After a nauseating bit of handheld nonsense in the prologue -- a spelunking team opens a cavern filled with the monsters -- we cut to a teenage girl named Ally and her family in Pennsylvania. Ally became deaf after a car accident that killed her paternal grandparents; she lives with her parents, maternal grandmother, younger brother, and dog. Apparently the monsters, called "vesps", are so numerous, fast, and deadly, that they are quickly devastating the eastern seaboard. The government declares a state of emergency and orders people to stay quiet and indoors; the media goes underground before anyone really knows what exactly the threat is. Ally and her family decide to head out of town and into the less populated, quieter country.

Of course, the vesps follow them for unknown reasons (are all the cities destroyed already, driving the predators to more rural areas?), and we finally see them shortly after the family attempts and fails to travel off-road, resulting in the death of their traveling friend "Uncle Glenn." The vesps -- small, bizarre mixes between a pterosaur and a xenomorph -- swarm overhead, attracted to the sound of the car wreck and the dog barking, and in what may be the film's most tense sequence, the family sacrifices their dog and escapes on foot.

This is about where my interest in the movie faltered, for multiple reasons. It's annoying to have a hearing actress, Kiernan Shipka, playing the deaf girl Ally; it's nearly unforgivable that Shipka seems bored and uninspired the entire time. The plot itself dully follows suit with the many post-apocalyptic / road / monster movies that have been released in recent years with almost nothing to show for it. Stanley Tucci and Miranda Otto are utterly wasted casting choices, as they play the parents and are given almost nothing to do. And then there's the bizarre finale, which introduces the Hushed, a cult of tongueless thugs obsessed with abducting Ally to procreate with her in the hopes that her deafness will save the human race. At least, that's the impression I got. There is not much by way of explanation, and the logic at this point has been thrown out the window. The climax devolves into a weird home invasion that mixes The Strangers with The Birds during a dark and stormy night, and thank goodness the movie was almost over.

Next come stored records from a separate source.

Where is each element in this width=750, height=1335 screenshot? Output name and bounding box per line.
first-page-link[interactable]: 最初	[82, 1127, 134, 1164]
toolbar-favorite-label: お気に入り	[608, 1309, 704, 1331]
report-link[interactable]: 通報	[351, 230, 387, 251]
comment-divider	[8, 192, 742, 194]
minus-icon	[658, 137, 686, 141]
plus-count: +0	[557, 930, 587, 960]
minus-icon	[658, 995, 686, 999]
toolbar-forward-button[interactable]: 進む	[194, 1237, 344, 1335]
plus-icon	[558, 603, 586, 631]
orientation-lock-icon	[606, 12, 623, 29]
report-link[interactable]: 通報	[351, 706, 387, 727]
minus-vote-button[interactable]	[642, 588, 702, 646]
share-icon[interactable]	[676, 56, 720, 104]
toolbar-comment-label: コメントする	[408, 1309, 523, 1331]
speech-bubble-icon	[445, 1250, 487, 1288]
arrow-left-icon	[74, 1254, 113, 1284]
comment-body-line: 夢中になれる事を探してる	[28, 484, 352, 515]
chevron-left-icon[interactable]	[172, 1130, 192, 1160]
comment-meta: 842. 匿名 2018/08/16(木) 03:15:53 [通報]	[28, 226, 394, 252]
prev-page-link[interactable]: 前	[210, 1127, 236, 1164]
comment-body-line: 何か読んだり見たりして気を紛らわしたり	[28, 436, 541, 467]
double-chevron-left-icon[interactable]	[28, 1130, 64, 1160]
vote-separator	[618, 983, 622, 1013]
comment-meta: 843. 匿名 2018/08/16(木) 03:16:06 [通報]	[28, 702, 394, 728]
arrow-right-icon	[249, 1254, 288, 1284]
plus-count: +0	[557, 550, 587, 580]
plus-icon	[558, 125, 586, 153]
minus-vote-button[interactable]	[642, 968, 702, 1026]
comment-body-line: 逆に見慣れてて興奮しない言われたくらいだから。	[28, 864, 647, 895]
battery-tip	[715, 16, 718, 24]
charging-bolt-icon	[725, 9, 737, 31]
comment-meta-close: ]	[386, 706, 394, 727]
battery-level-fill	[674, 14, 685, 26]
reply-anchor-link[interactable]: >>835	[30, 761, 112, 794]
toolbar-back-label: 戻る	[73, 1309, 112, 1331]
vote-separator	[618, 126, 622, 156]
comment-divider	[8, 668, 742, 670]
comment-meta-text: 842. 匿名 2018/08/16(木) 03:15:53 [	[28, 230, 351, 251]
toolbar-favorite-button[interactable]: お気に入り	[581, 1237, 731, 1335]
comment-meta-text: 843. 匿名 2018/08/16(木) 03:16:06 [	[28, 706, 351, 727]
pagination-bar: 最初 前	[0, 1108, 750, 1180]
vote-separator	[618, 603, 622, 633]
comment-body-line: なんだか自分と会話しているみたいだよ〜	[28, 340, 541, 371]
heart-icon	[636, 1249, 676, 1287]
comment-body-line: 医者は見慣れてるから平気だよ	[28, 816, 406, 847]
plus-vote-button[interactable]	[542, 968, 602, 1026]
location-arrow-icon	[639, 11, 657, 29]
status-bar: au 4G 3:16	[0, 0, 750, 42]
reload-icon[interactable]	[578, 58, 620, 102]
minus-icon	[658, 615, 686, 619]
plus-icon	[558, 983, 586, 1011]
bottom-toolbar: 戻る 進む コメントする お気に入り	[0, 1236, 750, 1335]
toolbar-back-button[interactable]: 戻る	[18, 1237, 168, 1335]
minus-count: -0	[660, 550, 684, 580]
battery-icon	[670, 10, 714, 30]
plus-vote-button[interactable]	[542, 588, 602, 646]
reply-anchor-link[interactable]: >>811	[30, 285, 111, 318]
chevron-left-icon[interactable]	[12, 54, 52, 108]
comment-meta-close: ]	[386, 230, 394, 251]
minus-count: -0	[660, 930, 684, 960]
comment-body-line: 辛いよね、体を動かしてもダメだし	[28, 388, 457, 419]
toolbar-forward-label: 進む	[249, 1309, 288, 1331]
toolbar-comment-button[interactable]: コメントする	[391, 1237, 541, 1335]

I didn't hate the experience of watching this movie, and a few moments were genuinely chilling. Leonetti seemed to be trying to make things work by adding a few grisly scares and some surprisingly cruel violence. But when all you want to do is move on to another movie in the same genre, you can't help but feel disappointed and annoyed at what might have been. If A Quiet Place is temporarily out of the question, Bird Box would be a viable option.